1 U.S. Department of Transportation and U.S. Department of Health and Human Services, Final Report on the DOT/DHS Coordination Roundtable, U.S. Department of Transportation, Technology Sharing Program, August 1992, p 10.

2 General Accountability Office, Transportation Disadvantaged Populations: Federal Coordination Efforts Could Be Further Strengthened, GAO-12-647, Washington, D.C., Feb. 28, 2012, p 6.

3 Burkhardt, J.E., Richard Garrity, Kathy McGehee, Susanna S. Hamm, Karen Burkhardt, Cindy Johnson, and David Koffman, Transit Cooperative Research Program Report 144: Sharing the Costs of Human Services Transportation Volume 2: Research Report, Transportation Research Board of the National Academies, Washington, D.C., 2011, p. 22.

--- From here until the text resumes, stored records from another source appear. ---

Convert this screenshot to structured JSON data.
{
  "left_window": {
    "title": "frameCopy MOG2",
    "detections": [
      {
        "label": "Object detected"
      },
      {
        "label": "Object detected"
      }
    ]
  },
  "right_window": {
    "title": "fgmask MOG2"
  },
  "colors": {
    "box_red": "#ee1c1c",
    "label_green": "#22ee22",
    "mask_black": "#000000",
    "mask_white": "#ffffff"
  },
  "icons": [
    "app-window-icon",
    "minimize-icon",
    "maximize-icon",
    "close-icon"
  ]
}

4 Centers for Medicare and Medicaid, September 2019 Medicaid & CHIP Enrollment Data Highlights, Washington, D.C., December 2019, p. 1.

5 U.S. General Accounting Office, Hinderances to Coordinating Transportation of People Participating in Federally Funded Grant Programs, Volume 1, GAO/RCED-77-119, Washington, DC, October 17, 1977, p. 53. 

6 U.S. Department of Transportation and U.S. Department of Health and Human Services, Final Report on the DOT/DHS Coordination Roundtable, U.S. Department of Transportation, Technology Sharing Program, August 1992. p. 1.

7 U.S General Accounting Office, Transportation Disadvantaged Populations: Some Coordination Efforts Among Programs Providing Transportation Services, but Obstacles Persist, GAO-030697, Washington, DC, June 2003. p. 37. 

8 Coordinating Council on Access and Mobility, Report to the President: Human Services Transportation Coordination – Executive Order 13330, 2005, p. 33.

9 H.R. 22, 114th Congress, Fixing America’s Surface Transportation (FAST) Act, Section 3006(c)(2)-(3) and Small Business Innovation Research (SBIR) Program Phase I Program Solicitation, 6913G619QSBIR1, p. 53.

10 General Accountability Office, Transportation Disadvantaged Populations: Nonemergency Medical Transportation Not Well Coordinated, and Additional Federal Leadership Needed, GAO-15-110, Washington, D.C., December 2014, p 32.